Old 03-18-2013, 11:57 AM   #1
Registered: Jan 2006
Location: USA
Posts: 543

Searching Cache

so, this isnt exactly a Linux specific Q, but i am looking for some info.

anyone know if its possible to search the cache of the bigger engines like Gool, Bingg, Yahooo. i can see how the access to the cache can be sold as a service to say the Feds, but can the public get access?

i am working an issue where some cached pages might have data which would be a security issue for my customer.
Old 03-19-2013, 08:15 AM   #2
Senior Member
Registered: Jul 2007
Location: Directly above centre of the earth, UK
Distribution: SuSE, plus some hopping
Posts: 4,061

I'm not sure what you think is in, eg, Google's cache, but it may not work in the way that you think that it does.

In any case, to the extent that Google caches things that you are interested in, Google has access to that information. Now if the question could be 'Can some outsider break in to Google and get access to stuff that Google didn't intend them to?' then you'd have to say that while Google would tell you about all of their measures to make this impossible, if you found this a very serious outcome, you'd have to say that there can be no guarantee that it can never happen.

For most people there are bigger risks than this, but, if you were very sensitive about this particular issue, then you have a problem.

The one case that I can think of off hand where this kind of thing happened, it wasn't a search engine.
Old 03-19-2013, 11:38 AM   #3
Registered: Jan 2006
Location: USA
Posts: 543

Original Poster
ok, i know how gool cache works. i can query the cache for a specific page to see what that cached paged looks like, and this is open to the public. i want to search the public cache (query it), etc. its easier to query then it is for me to build a list of URL's and then pull thise in via php and then serach using regex, etc.

customer may have leaked some data, of which they changed their html, but engine cache's may still have a copy of pages that contain this data, etc.

does this give clarity?
Old 03-19-2013, 12:06 PM   #4
Senior Member
Registered: Nov 2005
Distribution: Arch
Posts: 3,091

Doesn't a normal search query the cache?
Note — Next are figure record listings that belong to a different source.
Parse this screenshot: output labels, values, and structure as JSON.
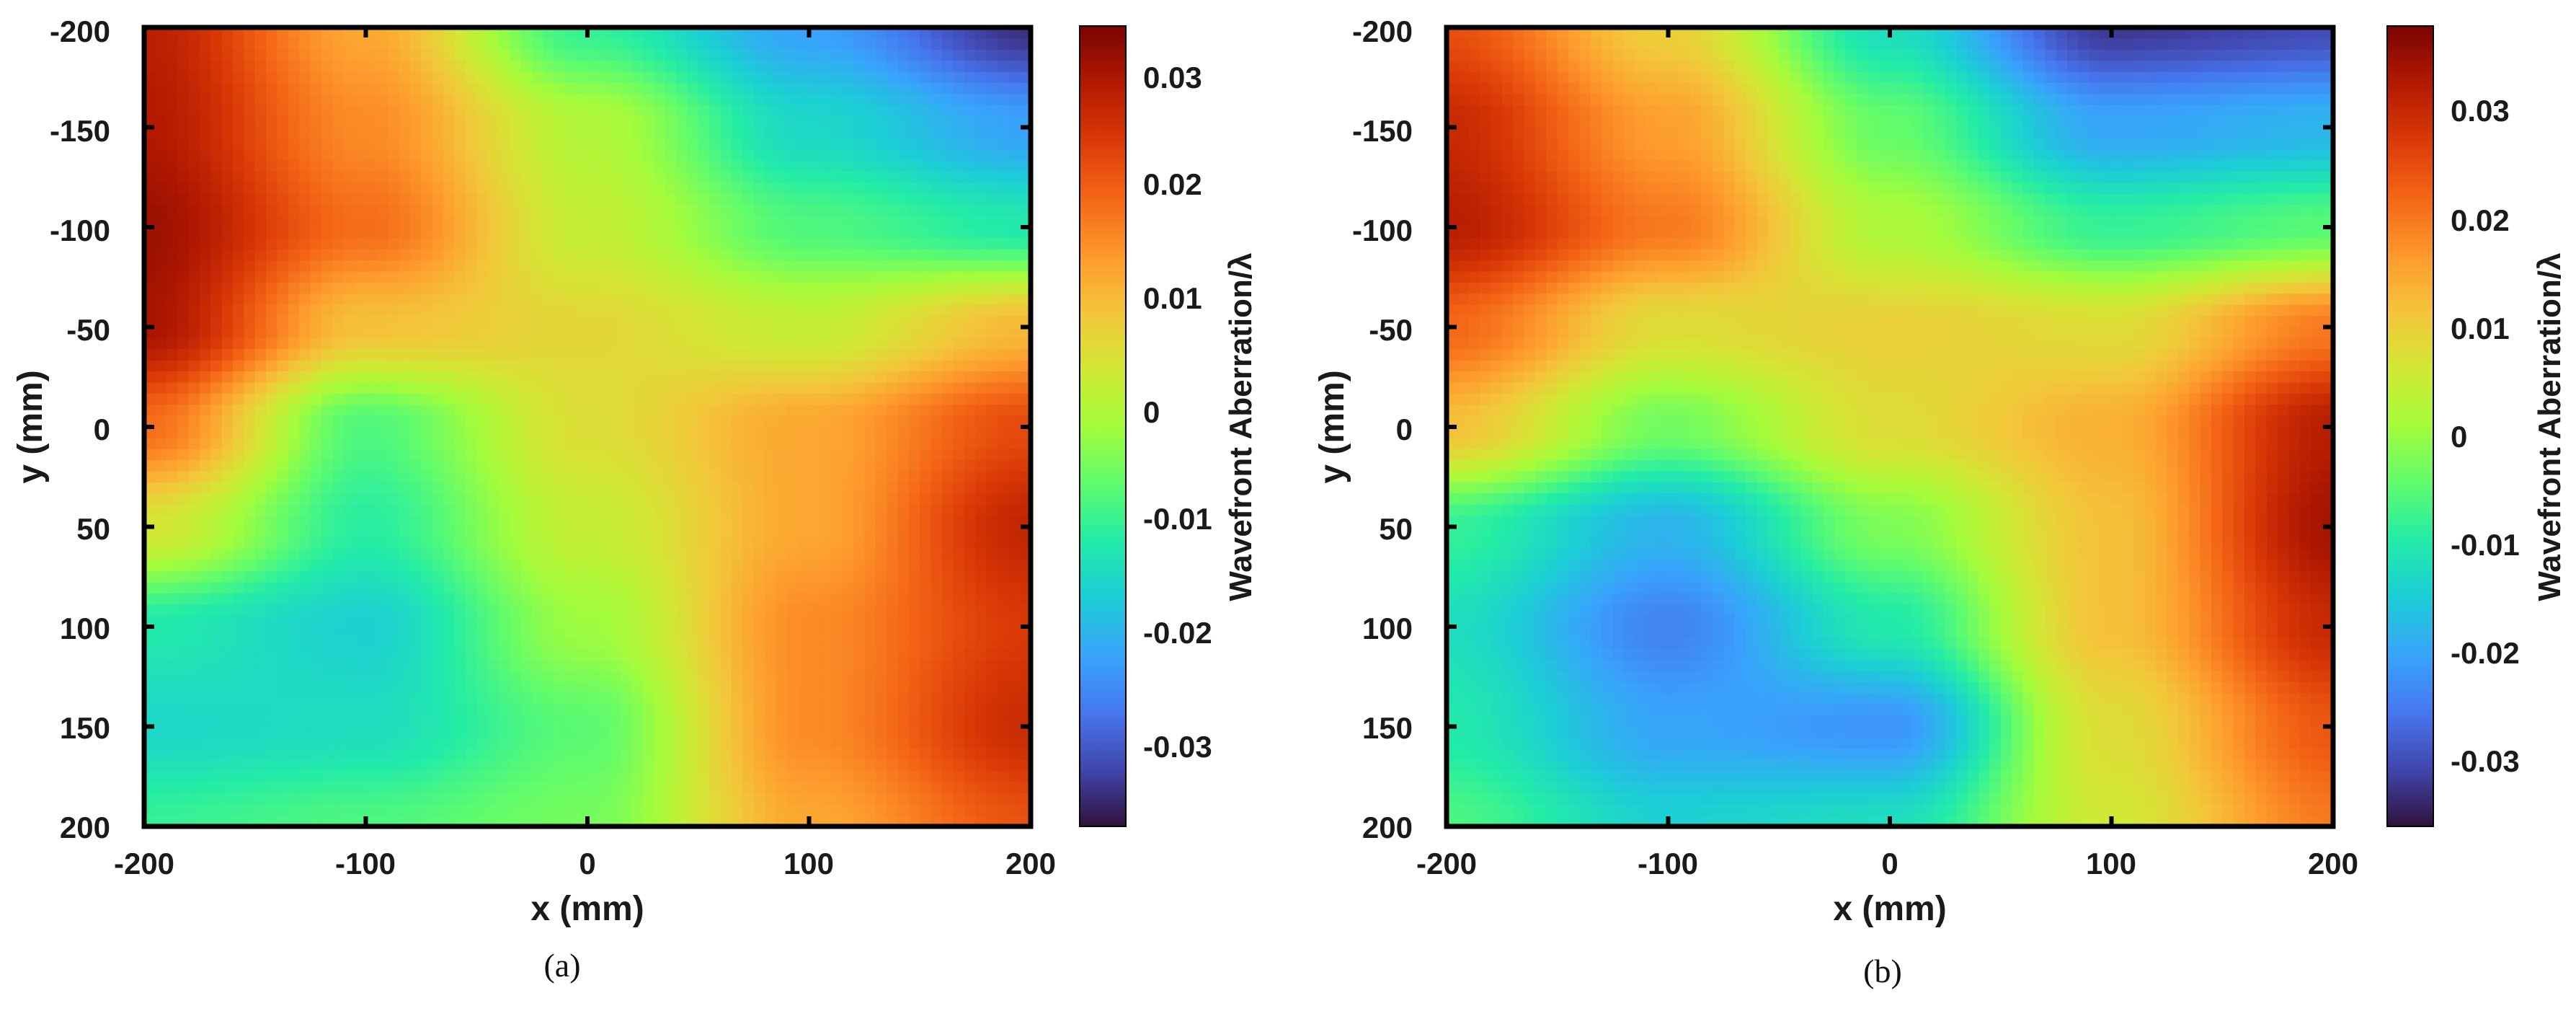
{
  "chart_data": [
    {
      "type": "heatmap",
      "panel_label": "(a)",
      "xlabel": "x (mm)",
      "ylabel": "y (mm)",
      "xlim": [
        -200,
        200
      ],
      "ylim": [
        -200,
        200
      ],
      "y_reversed": true,
      "x_ticks": [
        "-200",
        "-100",
        "0",
        "100",
        "200"
      ],
      "y_ticks": [
        "-200",
        "-150",
        "-100",
        "-50",
        "0",
        "50",
        "100",
        "150",
        "200"
      ],
      "colorbar": {
        "label": "Wavefront Aberration/λ",
        "range": [
          -0.037,
          0.034
        ],
        "ticks": [
          "-0.03",
          "-0.02",
          "-0.01",
          "0",
          "0.01",
          "0.02",
          "0.03"
        ],
        "colormap": "turbo"
      },
      "grid": {
        "x": [
          -200,
          -100,
          0,
          100,
          200
        ],
        "y": [
          -200,
          -150,
          -100,
          -50,
          0,
          50,
          100,
          150,
          200
        ],
        "z": [
          [
            0.028,
            0.012,
            -0.01,
            -0.022,
            -0.034
          ],
          [
            0.029,
            0.015,
            0.0,
            -0.015,
            -0.022
          ],
          [
            0.031,
            0.018,
            0.002,
            -0.008,
            -0.012
          ],
          [
            0.03,
            0.009,
            0.006,
            0.002,
            0.01
          ],
          [
            0.018,
            -0.008,
            0.005,
            0.012,
            0.022
          ],
          [
            0.004,
            -0.011,
            0.002,
            0.012,
            0.027
          ],
          [
            -0.012,
            -0.016,
            -0.002,
            0.015,
            0.024
          ],
          [
            -0.015,
            -0.014,
            -0.007,
            0.015,
            0.026
          ],
          [
            -0.01,
            -0.008,
            -0.005,
            0.012,
            0.021
          ]
        ]
      }
    },
    {
      "type": "heatmap",
      "panel_label": "(b)",
      "xlabel": "x (mm)",
      "ylabel": "y (mm)",
      "xlim": [
        -200,
        200
      ],
      "ylim": [
        -200,
        200
      ],
      "y_reversed": true,
      "x_ticks": [
        "-200",
        "-100",
        "0",
        "100",
        "200"
      ],
      "y_ticks": [
        "-200",
        "-150",
        "-100",
        "-50",
        "0",
        "50",
        "100",
        "150",
        "200"
      ],
      "colorbar": {
        "label": "Wavefront Aberration/λ",
        "range": [
          -0.036,
          0.038
        ],
        "ticks": [
          "-0.03",
          "-0.02",
          "-0.01",
          "0",
          "0.01",
          "0.02",
          "0.03"
        ],
        "colormap": "turbo"
      },
      "grid": {
        "x": [
          -200,
          -100,
          0,
          100,
          200
        ],
        "y": [
          -200,
          -150,
          -100,
          -50,
          0,
          50,
          100,
          150,
          200
        ],
        "z": [
          [
            0.025,
            0.01,
            -0.012,
            -0.032,
            -0.03
          ],
          [
            0.03,
            0.016,
            -0.004,
            -0.02,
            -0.018
          ],
          [
            0.032,
            0.02,
            0.002,
            -0.008,
            -0.005
          ],
          [
            0.022,
            0.008,
            0.01,
            0.008,
            0.02
          ],
          [
            0.012,
            -0.003,
            0.008,
            0.014,
            0.032
          ],
          [
            -0.008,
            -0.018,
            -0.002,
            0.012,
            0.034
          ],
          [
            -0.012,
            -0.024,
            -0.01,
            0.012,
            0.03
          ],
          [
            -0.01,
            -0.02,
            -0.022,
            0.008,
            0.024
          ],
          [
            -0.006,
            -0.014,
            -0.012,
            0.006,
            0.02
          ]
        ]
      }
    }
  ]
}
I mean the whole point of caching is to make searches go faster, right?
Old 03-19-2013, 06:07 PM   #5
Registered: May 2001
Posts: 29,338
Blog Entries: 55

As others said a regular search does "query the cache" and AFAIK Google doesn't provide an API for bulk cache querying.
Old 03-19-2013, 10:52 PM   #6
Registered: Jan 2006
Location: USA
Posts: 543

Original Poster
nope. i didnt think i would have to explain this. google cache is a 2nd older copy of web pages, etc.

as far as i can tell, google cache is not something you can query using google search operators, hence my original question.

let me explain how cache works.
  1. goto google in FF
  2. in the search field type and click Search
  3. put mouse over the result (not web tools)
  4. now you see a double arrow icon to the right, put you mouse over that
  5. now look to the right, you see a "cached" link, click that
  6. or you can simply use in direct google search

so now you know what the cache is. i am looking for a way to use the engine operators to find specific data that is in cached pages. we the public have access to that latest cached page, can you imagine how many copies gool has, do you see how this may be useful to say the feds or local law enforcement, you change your public Facebook stuff thinking its gone, yet gool has every change you made, etc etc. i just need to query for specific data pattern in the cache that is available to the public, etc. i am thinking i need to build a uri list, use PHP to pull those from gool cache, and then grep the page content for my pattern, etc.

Old 03-19-2013, 11:36 PM   #7
LQ Guru
Registered: Aug 2004
Location: Sydney
Distribution: Centos 6.8, Centos 5.10
Posts: 17,326

If I was going to try that, I'd use Perl with WWW::Mechanize and friends to do it.
Basically you'd be looking for the code that activates that '>>' button.